Sans transition, on souligne en sa présence à quel point « House of The Dragon », et « Game of Thrones » auparavant, montre les femmes comme des êtres dégradés. « C’est sûr, on est là dans un monde très misogyne. Aussi misogyne que le monde d’aujourd’hui ! Parce qu’elles appartiennent au genre fantasy et science-fiction, ces séries n’ont ni freins ni limitations et peuvent se permettre d’être de véritables miroirs de la réalité, si vous voyez ce que je veux dire. Dans cet univers, la féminité est synonyme de maternité, de passivité, de devoir et d’incapacité. Comment une femme qui veut diriger peut-elle se défaire de toutes les étiquettes qui lui portent préjudice ? Comment peut-elle convaincre un électorat surtout constitué de sujets masculins qu’elle est aussi apte qu’un homme ? La série pose ces questions, particulièrement par rapport à Rhaenyra et Alicent. »

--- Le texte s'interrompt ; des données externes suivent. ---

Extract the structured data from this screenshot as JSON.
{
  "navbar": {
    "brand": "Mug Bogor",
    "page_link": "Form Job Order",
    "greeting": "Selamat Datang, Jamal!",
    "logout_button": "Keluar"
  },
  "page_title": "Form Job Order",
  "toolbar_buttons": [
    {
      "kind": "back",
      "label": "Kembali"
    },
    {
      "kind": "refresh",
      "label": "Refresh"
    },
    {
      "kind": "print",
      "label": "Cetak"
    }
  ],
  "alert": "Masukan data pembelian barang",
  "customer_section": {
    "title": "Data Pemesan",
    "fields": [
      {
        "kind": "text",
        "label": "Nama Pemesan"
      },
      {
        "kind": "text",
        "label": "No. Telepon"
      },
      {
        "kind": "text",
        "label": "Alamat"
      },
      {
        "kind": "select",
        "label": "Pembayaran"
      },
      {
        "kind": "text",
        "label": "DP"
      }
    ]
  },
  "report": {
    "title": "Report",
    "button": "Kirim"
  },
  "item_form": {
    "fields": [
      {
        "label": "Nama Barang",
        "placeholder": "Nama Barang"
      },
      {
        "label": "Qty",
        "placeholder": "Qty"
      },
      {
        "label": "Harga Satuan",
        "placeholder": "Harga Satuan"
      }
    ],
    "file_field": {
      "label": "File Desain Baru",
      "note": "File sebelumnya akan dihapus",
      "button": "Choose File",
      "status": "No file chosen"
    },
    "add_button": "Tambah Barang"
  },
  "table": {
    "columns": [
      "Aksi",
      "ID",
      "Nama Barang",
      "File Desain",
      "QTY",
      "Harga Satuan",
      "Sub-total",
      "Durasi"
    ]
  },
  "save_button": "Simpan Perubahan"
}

À l’écran, Rhaenyra est particulièrement proche d’un homme, son oncle Daemon, incarné par Matt Smith. « Elle se sent en porte-à-faux avec l’image qu’elle donne, et ressemble beaucoup à Daemon. Mais depuis qu’elle est toute petite, elle sait qu’on ne lui permet ce qu’il a le droit de faire, lui, qui est un homme. Je pense qu’elle existe avec un double en elle, en quelque sorte. C’est comme si elle était née avec un sexe masculin, comme un enfant qui aurait eu accès à tout ce qu’il désire. Aujourd’hui, elle veut obtenir des choses en forçant, mais ça ne lui est pas permis. Elle a grandi avec un père (le roi Viserys) qui a toujours exprimé son envie d’avoir un héritier de sexe masculin. Elle sait qu’elle n’est pas un homme, mais se sent comme tel, au fond. Elle a conscience de la dynamique des genres et de la fluidité, dans un monde où ces mots n’existent pas. »

« Nos blessures ne sont-elles pas des moteurs ? »

« Rhaenyra et son père sont également très similaires », continue l’artiste. « Et entre eux, il y a un amour profond. Ils sont tous deux incroyablement têtus, et souvent, ne se parlent pas, ne peuvent exprimer leurs besoins et vivent dans une impasse. À l’arrivée, il est probablement la personne dont elle cherche le plus la validation et l’admiration. Cela génère beaucoup de souffrance en elle, mais à nouveau, nos blessures ne sont-elles pas nos moteurs ? Leur relation est définitivement le fondement de la série. »

Le 7e épisode de la saison 1 de « House of The Dragon », c’est ce lundi 3 octobre à 20h30 sur Be TV.